Keeping ArchivesAWARE: News and Highlights

This is the latest entry in our series Keeping ArchivesAWARE: News and Highlights, a recurring roundup of some of the latest archives-related news stories, features, commentaries, announcements, and projects that have caught our eye, with links to the original sources. This post written by COPA member Nick Pavlik.

Jody Rosen writes in a recent New York Times Magazine feature about the disastrous 2008 fire at a Universal Studios Hollywood warehouse that served as the vault for the most historically significant master recordings of the Universal Music Group, in which approximately 175,000 master recordings were destroyed.

A Europol press release details how three men were arrested in France last month for stealing rare maps from archival collections from different libraries throughout Europe.

NPR reports that while digitizing a collection at Mexico’s National Sound Library, archivists came across a recording containing a voice they believe may be that of celebrated Mexican artist Frida Kahlo.

New Hampshire State Archivist Brian Burford was recently featured in an article in the Concord Monitor, in which he warned of the risk posed to the state’s digital records in the absence of a statewide digital preservation program.

The New York Times recently featured an article on the donation of Nachman Blumental’s personal papers to the YIVO Institute for Jewish Research.  Blumental, a philologist and one of the earliest historians of the Holocaust, documented how the Nazis’ “used the German language to obscure the mechanics of mass murder and make genocide more palatable to themselves.”
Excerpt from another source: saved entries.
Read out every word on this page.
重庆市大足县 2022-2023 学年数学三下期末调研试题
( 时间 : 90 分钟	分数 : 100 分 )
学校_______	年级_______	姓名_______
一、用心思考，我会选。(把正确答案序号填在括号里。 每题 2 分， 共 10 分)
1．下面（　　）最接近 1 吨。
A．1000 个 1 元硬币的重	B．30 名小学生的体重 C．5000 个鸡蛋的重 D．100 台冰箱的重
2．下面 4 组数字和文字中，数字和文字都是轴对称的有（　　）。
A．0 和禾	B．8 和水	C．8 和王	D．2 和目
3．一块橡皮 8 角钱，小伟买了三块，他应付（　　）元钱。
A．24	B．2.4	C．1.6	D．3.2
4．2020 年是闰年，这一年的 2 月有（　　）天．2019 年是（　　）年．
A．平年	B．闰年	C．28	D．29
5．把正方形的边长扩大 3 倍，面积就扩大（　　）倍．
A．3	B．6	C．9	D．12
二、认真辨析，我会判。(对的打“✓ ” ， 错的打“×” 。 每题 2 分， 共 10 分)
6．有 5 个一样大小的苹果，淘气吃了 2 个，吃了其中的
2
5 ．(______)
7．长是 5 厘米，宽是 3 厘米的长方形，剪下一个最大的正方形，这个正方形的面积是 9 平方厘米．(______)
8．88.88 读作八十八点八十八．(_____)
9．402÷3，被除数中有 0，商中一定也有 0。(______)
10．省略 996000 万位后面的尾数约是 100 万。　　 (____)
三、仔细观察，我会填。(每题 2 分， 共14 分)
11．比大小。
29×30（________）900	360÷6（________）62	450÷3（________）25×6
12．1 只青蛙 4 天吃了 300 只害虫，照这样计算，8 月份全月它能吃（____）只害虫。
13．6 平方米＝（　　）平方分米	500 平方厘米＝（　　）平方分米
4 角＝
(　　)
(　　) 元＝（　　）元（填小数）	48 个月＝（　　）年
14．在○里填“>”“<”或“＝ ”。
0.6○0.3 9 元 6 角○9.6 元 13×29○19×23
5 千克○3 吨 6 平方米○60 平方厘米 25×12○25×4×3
In The Conversation, Axel Bruns writes about the National Library of Australia’s newly launched Australian Web Archive, and the immense web archiving challenges the Library will continue to face going forward.

The University of Pittsburgh Library System recently acquired the archive of legendary horror filmmaker George A. Romero, which will serve as the foundation for a larger horror studies archive that the university intends to establish within its Archives & Special Collections.

The Monuments Men Foundation recently donated the diary of S. Lane Faison to the National Archives.  Faison, a member of the “Monuments Men” unit during World War II, supervised the return of millions of historical artifacts stolen by the Nazis to their countries of origin.

Controversy recently arose at Doane University in Nebraska after the director of the university’s Perkins Library was placed on administrative leave after including a photograph showing students wearing blackface in a “Parties from the Past” exhibit outside the library.

The CBC recently reported on the launch of a new website from the City of Edmonton Archives that provides access to thousands of digitized historical photographs from the Archives’ collection.

At the end of May, the New York Times reported that the Schomburg Center for Research in Black Culture had acquired the personal collection of Fred “Fab 5 Freddy” Brathwaite, the original host of “Yo! MTV Raps,” which first aired in 1988.